Here are some things that have had an impact on me:
1. Watch the process
Start to pay attention to when you observe yourself as if you were an outside onlooker. Don’t judge yourself, just take note. Notice how you bounce back and forth between the observer and the observed. Once you see it, you can’t unsee it, and you might be shocked by just how often this is happening. Each time it happens, wonder to yourself, how does this make me feel? Does it drain your energy, dampen your mood, or change your priorities for the day? That is Crazy Consumer Culture calling the shots, and it’s not doing you any favors.
2. Try a media cleanse
To truly clear out all the toxic input we get from our environment, we need to unplug.
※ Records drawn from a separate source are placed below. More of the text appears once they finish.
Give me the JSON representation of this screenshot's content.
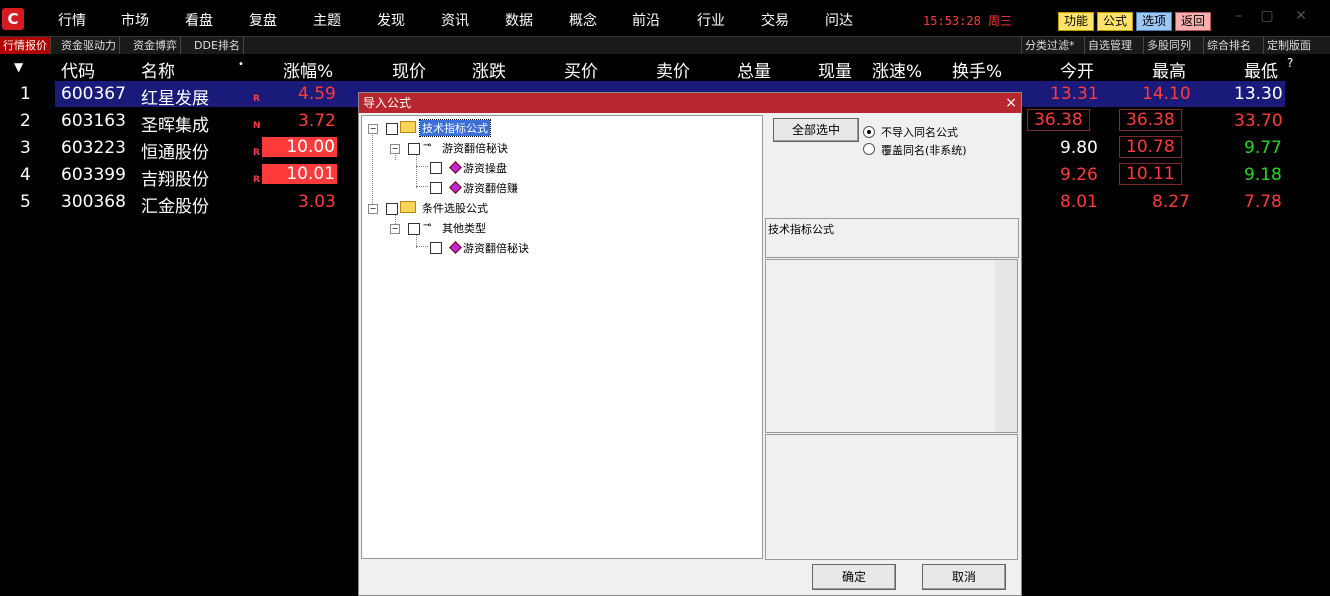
{
  "menu": {
    "logo": "C",
    "items": [
      "行情",
      "市场",
      "看盘",
      "复盘",
      "主题",
      "发现",
      "资讯",
      "数据",
      "概念",
      "前沿",
      "行业",
      "交易",
      "问达"
    ],
    "clock": "15:53:28 周三",
    "sys_buttons": [
      "功能",
      "公式",
      "选项",
      "返回"
    ]
  },
  "subtabs": {
    "left": [
      "行情报价",
      "资金驱动力",
      "资金博弈",
      "DDE排名"
    ],
    "right": [
      "分类过滤*",
      "自选管理",
      "多股同列",
      "综合排名",
      "定制版面"
    ]
  },
  "table": {
    "headers": [
      "代码",
      "名称",
      "涨幅%",
      "现价",
      "涨跌",
      "买价",
      "卖价",
      "总量",
      "现量",
      "涨速%",
      "换手%",
      "今开",
      "最高",
      "最低"
    ],
    "rows": [
      {
        "idx": "1",
        "code": "600367",
        "name": "红星发展",
        "tag": "R",
        "pct": "4.59",
        "open": "13.31",
        "high": "14.10",
        "low": "13.30"
      },
      {
        "idx": "2",
        "code": "603163",
        "name": "圣晖集成",
        "tag": "N",
        "pct": "3.72",
        "open": "36.38",
        "high": "36.38",
        "low": "33.70"
      },
      {
        "idx": "3",
        "code": "603223",
        "name": "恒通股份",
        "tag": "R",
        "pct": "10.00",
        "open": "9.80",
        "high": "10.78",
        "low": "9.77"
      },
      {
        "idx": "4",
        "code": "603399",
        "name": "吉翔股份",
        "tag": "R",
        "pct": "10.01",
        "open": "9.26",
        "high": "10.11",
        "low": "9.18"
      },
      {
        "idx": "5",
        "code": "300368",
        "name": "汇金股份",
        "tag": "",
        "pct": "3.03",
        "open": "8.01",
        "high": "8.27",
        "low": "7.78"
      }
    ]
  },
  "dialog": {
    "title": "导入公式",
    "close": "×",
    "tree": {
      "group1": "技术指标公式",
      "group1_child": "游资翻倍秘诀",
      "group1_leaf1": "游资操盘",
      "group1_leaf2": "游资翻倍赚",
      "group2": "条件选股公式",
      "group2_child": "其他类型",
      "group2_leaf1": "游资翻倍秘诀"
    },
    "select_all": "全部选中",
    "radio1": "不导入同名公式",
    "radio2": "覆盖同名(非系统)",
    "info_label": "技术指标公式",
    "ok": "确定",
    "cancel": "取消"
  },
  "colors": {
    "up": "#ff3b3b",
    "down": "#23d923",
    "selected_row": "#1a1a7a",
    "dialog_title": "#b8262f"
  }
}
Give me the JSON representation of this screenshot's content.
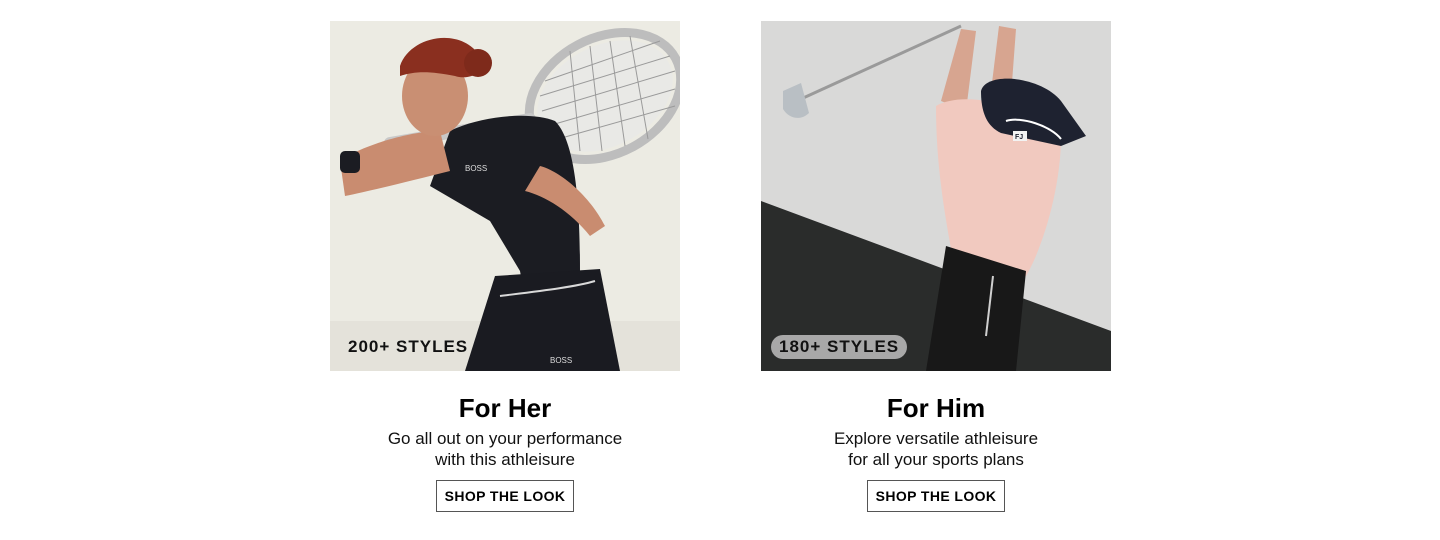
{
  "cards": [
    {
      "badge": "200+ STYLES",
      "title": "For Her",
      "description_lines": [
        "Go all out on your performance",
        "with this athleisure"
      ],
      "cta": "SHOP THE LOOK",
      "photo_logo_chest": "BOSS",
      "photo_logo_shorts": "BOSS"
    },
    {
      "badge": "180+ STYLES",
      "title": "For Him",
      "description_lines": [
        "Explore versatile athleisure",
        "for all your sports plans"
      ],
      "cta": "SHOP THE LOOK",
      "photo_logo_cap": "FJ"
    }
  ]
}
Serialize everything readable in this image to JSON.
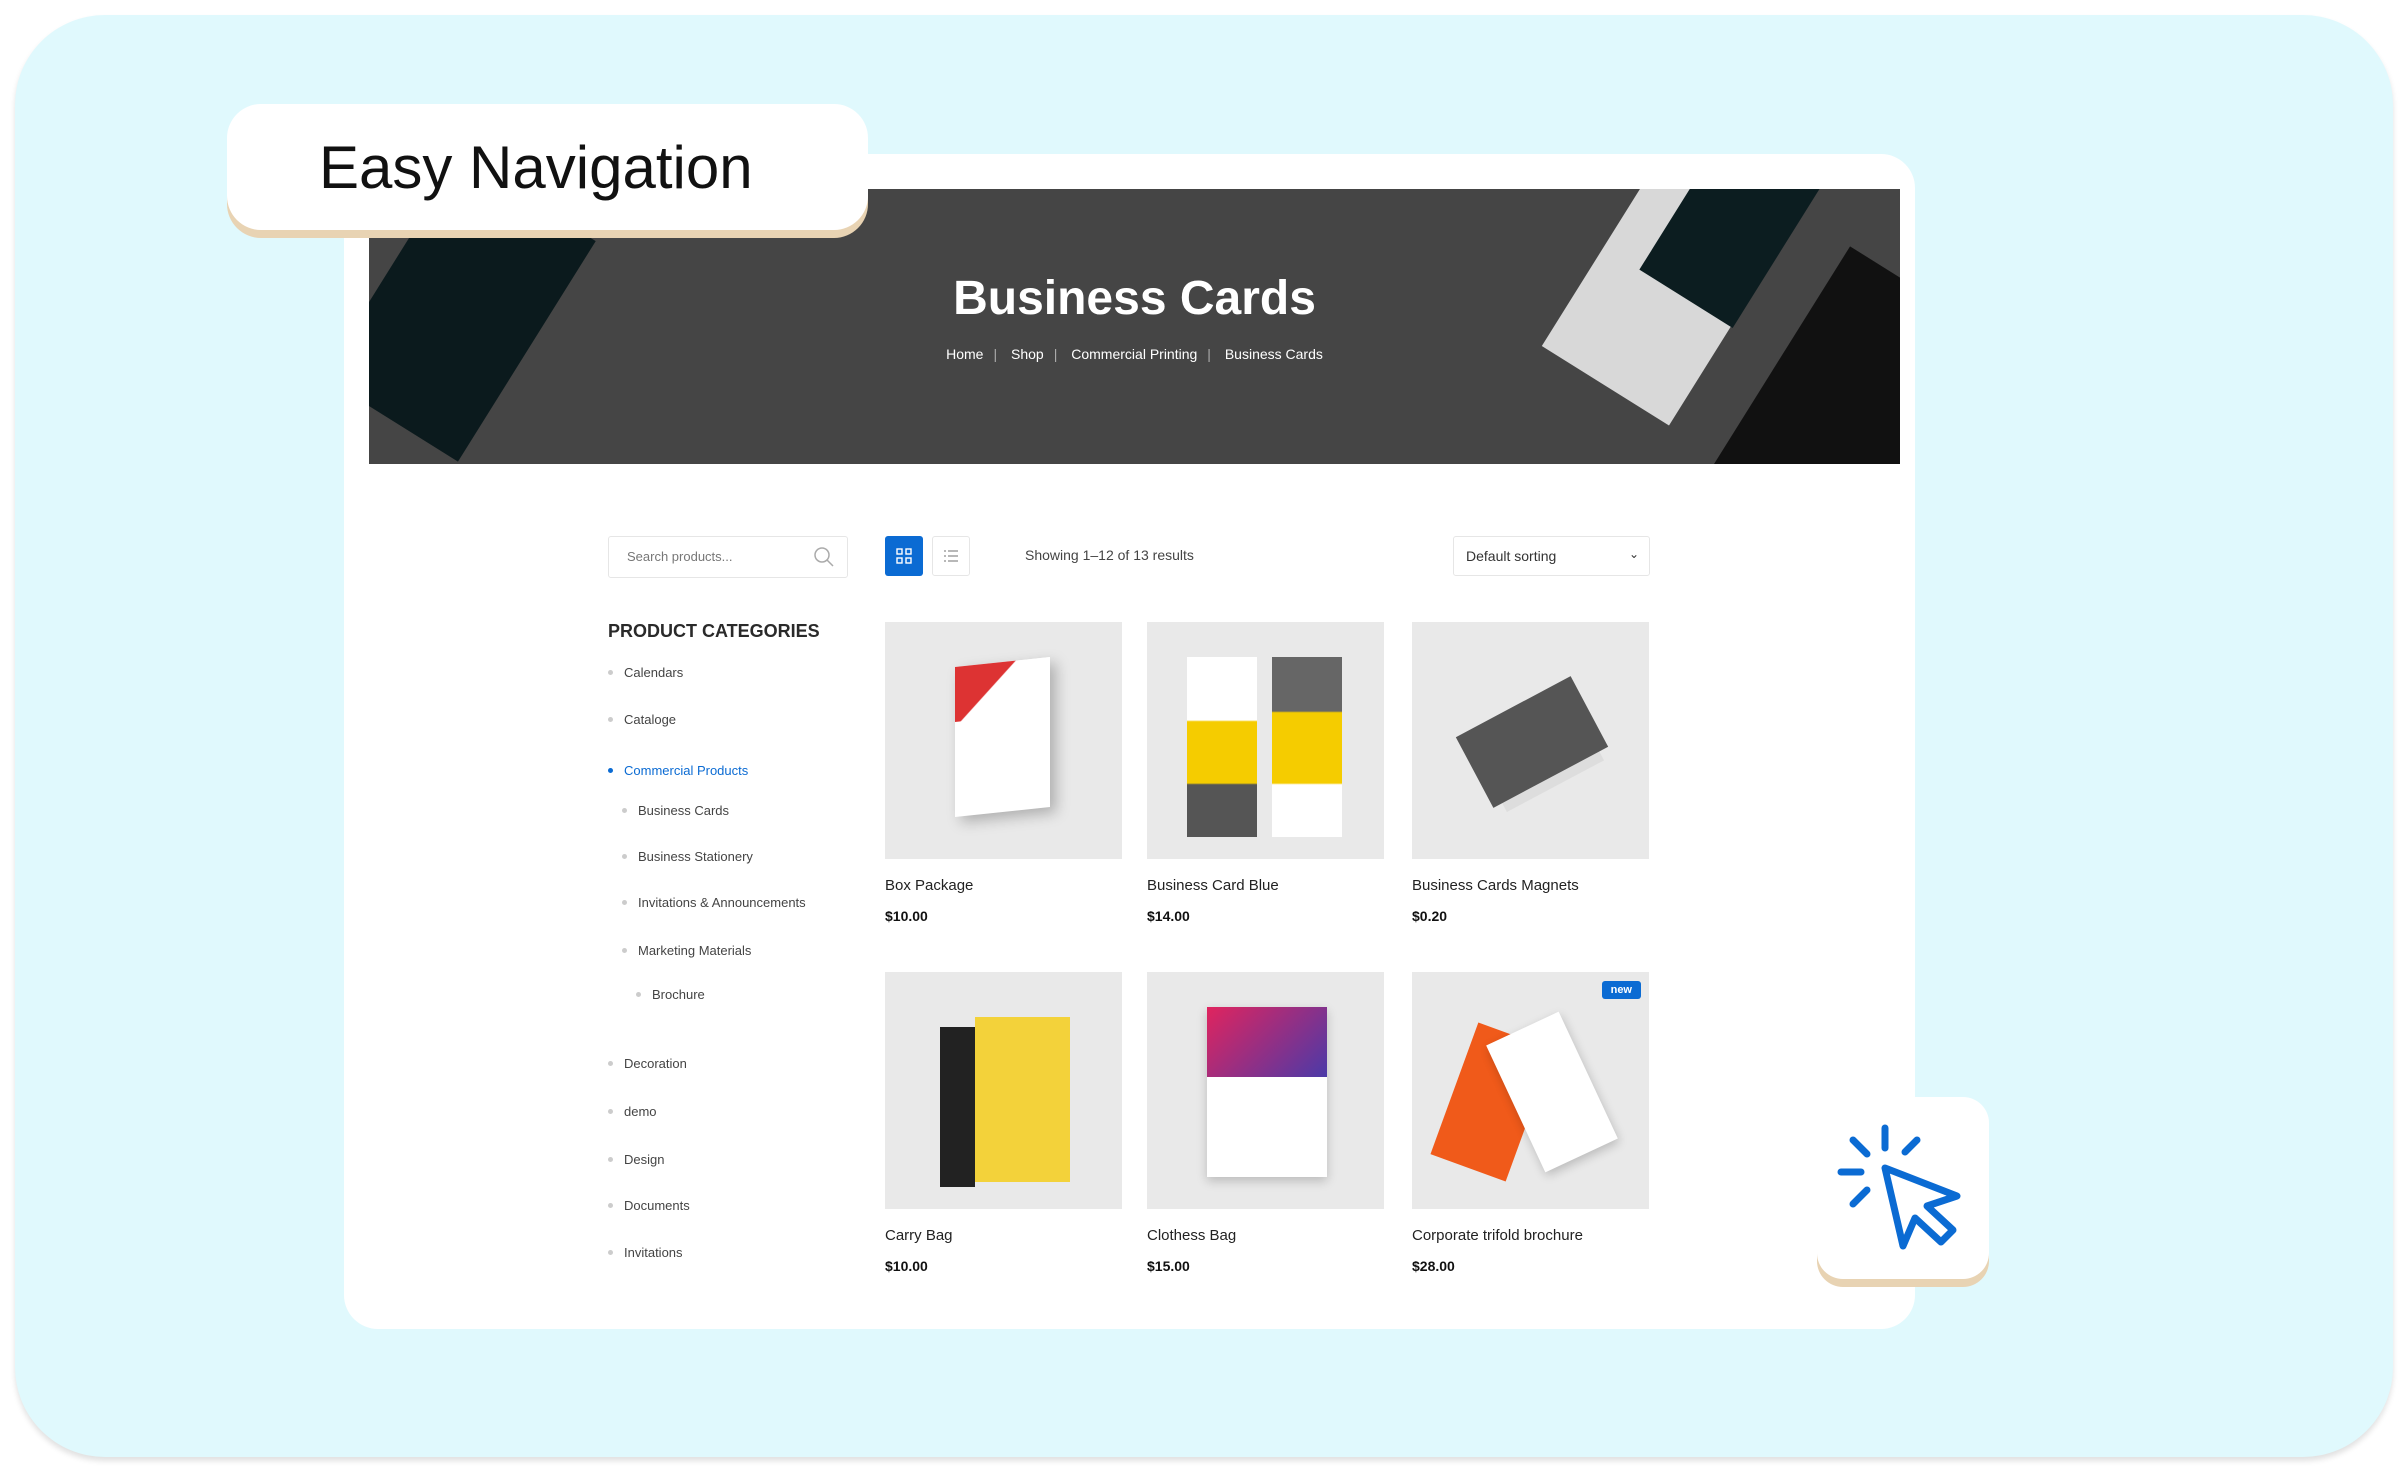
{
  "feature_label": "Easy Navigation",
  "banner": {
    "title": "Business Cards",
    "breadcrumb": [
      "Home",
      "Shop",
      "Commercial Printing",
      "Business Cards"
    ]
  },
  "toolbar": {
    "search_placeholder": "Search products...",
    "showing": "Showing 1–12 of 13 results",
    "sort": "Default sorting",
    "active_view": "grid"
  },
  "sidebar": {
    "heading": "PRODUCT CATEGORIES",
    "items": [
      {
        "label": "Calendars",
        "level": 0
      },
      {
        "label": "Cataloge",
        "level": 0
      },
      {
        "label": "Commercial Products",
        "level": 0,
        "active": true
      },
      {
        "label": "Business Cards",
        "level": 1
      },
      {
        "label": "Business Stationery",
        "level": 1
      },
      {
        "label": "Invitations & Announcements",
        "level": 1
      },
      {
        "label": "Marketing Materials",
        "level": 1
      },
      {
        "label": "Brochure",
        "level": 2
      },
      {
        "label": "Decoration",
        "level": 0
      },
      {
        "label": "demo",
        "level": 0
      },
      {
        "label": "Design",
        "level": 0
      },
      {
        "label": "Documents",
        "level": 0
      },
      {
        "label": "Invitations",
        "level": 0
      }
    ]
  },
  "products": [
    {
      "name": "Box Package",
      "price": "$10.00"
    },
    {
      "name": "Business Card Blue",
      "price": "$14.00"
    },
    {
      "name": "Business Cards Magnets",
      "price": "$0.20"
    },
    {
      "name": "Carry Bag",
      "price": "$10.00"
    },
    {
      "name": "Clothess Bag",
      "price": "$15.00"
    },
    {
      "name": "Corporate trifold brochure",
      "price": "$28.00",
      "badge": "new"
    }
  ],
  "colors": {
    "accent": "#0b6bd3",
    "background": "#e0f9fd",
    "banner": "#454545"
  }
}
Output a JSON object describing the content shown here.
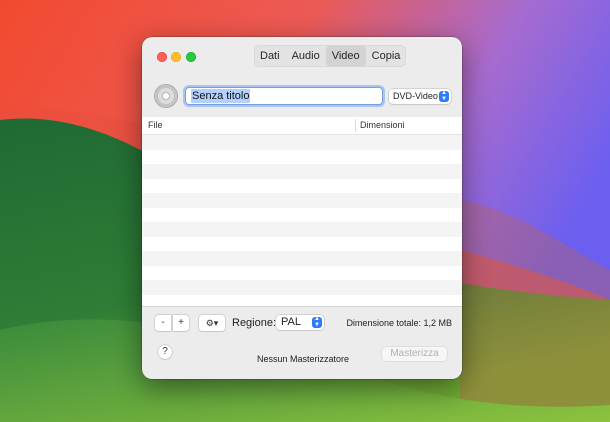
{
  "desktop": {
    "wallpaper_colors": [
      "#f0442f",
      "#e85a4e",
      "#8c6fd8",
      "#6b5ff0",
      "#2e7a3a",
      "#6fab3a"
    ]
  },
  "window": {
    "tabs": [
      {
        "label": "Dati",
        "active": false
      },
      {
        "label": "Audio",
        "active": false
      },
      {
        "label": "Video",
        "active": true
      },
      {
        "label": "Copia",
        "active": false
      }
    ],
    "disc_icon": "disc-icon",
    "title_field": {
      "value": "Senza titolo"
    },
    "format_select": {
      "value": "DVD-Video"
    },
    "list": {
      "columns": [
        "File",
        "Dimensioni"
      ],
      "rows": []
    },
    "toolbar": {
      "minus_label": "-",
      "plus_label": "+",
      "gear_label": "⚙▾",
      "region_label": "Regione:",
      "region_value": "PAL",
      "total_size": "Dimensione totale: 1,2 MB"
    },
    "footer": {
      "help_label": "?",
      "burner_status": "Nessun Masterizzatore",
      "burn_label": "Masterizza"
    }
  }
}
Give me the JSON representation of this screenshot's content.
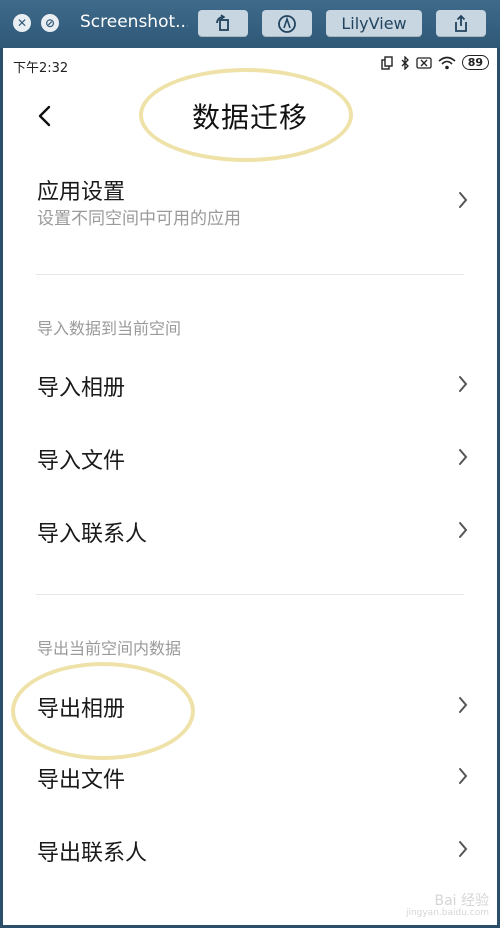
{
  "window": {
    "title": "Screenshot...",
    "lilyview_label": "LilyView",
    "close_glyph": "✕",
    "minimize_glyph": "⊘"
  },
  "status_bar": {
    "time": "下午2:32",
    "battery": "89"
  },
  "header": {
    "title": "数据迁移"
  },
  "app_settings": {
    "label": "应用设置",
    "subtitle": "设置不同空间中可用的应用"
  },
  "import_section": {
    "heading": "导入数据到当前空间",
    "items": [
      {
        "label": "导入相册"
      },
      {
        "label": "导入文件"
      },
      {
        "label": "导入联系人"
      }
    ]
  },
  "export_section": {
    "heading": "导出当前空间内数据",
    "items": [
      {
        "label": "导出相册"
      },
      {
        "label": "导出文件"
      },
      {
        "label": "导出联系人"
      }
    ]
  },
  "watermark": {
    "main": "Bai 经验",
    "sub": "jingyan.baidu.com"
  },
  "colors": {
    "chrome": "#3a6484",
    "highlight_ellipse": "#efe2a9",
    "divider": "#e6e6e6",
    "secondary_text": "#9a9a9a"
  }
}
In More Than a Body (an absolutely essential book that changed my life) author Lexi Kite recommends what she calls “Intermittent Media Fasting.” Choose a period of time from a day to a week or longer where you eliminate all media consumption. This allows us to tune back into our real inner voice, the one that actually belongs to us. You’ll be shocked by how influenced you are in the midst of the constant onslaught of media, even if you believe (like me) that you are a critical and intentional consumer. It is literally transformative to hear your own voice without the chaos of both overt and covert advertising.
3. Focus on doing
When we self objectify, we are no longer experiencing our lives directly, but second hand, as one who is being observed. We can snap ourselves back into the first person by stating (aloud if need be) what we are doing rather than getting wrapped up on how we appear when doing it. It’s like magic! Let’s say I’m riding my bike and I’m suddenly assaulted by The Voice, who tells me I look terrible in these bike pants, everyone out here is in better shape than me, and my sweaty body is a sure sign of what bad shape I’m in. I can notice that and then say, simply, I am riding my bike. I am feeling the wind in my hair. I am smelling new cut grass. I am using my muscles and it feels good. This is a game changer—I’m really excited for you to try it!
4. Work with a therapist
Of course, I’m a therapist, so I usually recommend working with a therapist! A lot of people might not imagine this is therapy-worthy stuff. They think, it’s just my body image, I can deal with it on my own, right? Maybe, but having someone to listen to you process your complex feelings about your body and guide in self-compassion and understanding is invaluable. My own therapist has heard plenty on this subject from me.
I won’t lie, I still struggle. I still experience myself bouncing in and out of self-objectification, too often tuned into that nagging, cruel voice which compares me to others and always finds me coming up short. But there are ways to quiet it down, that, if they become a dedicated practice, can change our inner dialogue over time. Even finding a few moments free of that voice is well worth the effort because being free of the voice really means…being free!
I encourage you to push back against the blatant exploitation we are all subjected to for the sake of your mental health, and as a way to truly begin to empower yourself. With that voice on “silent,” who knows what you might be capable of in this big, old wonderful world.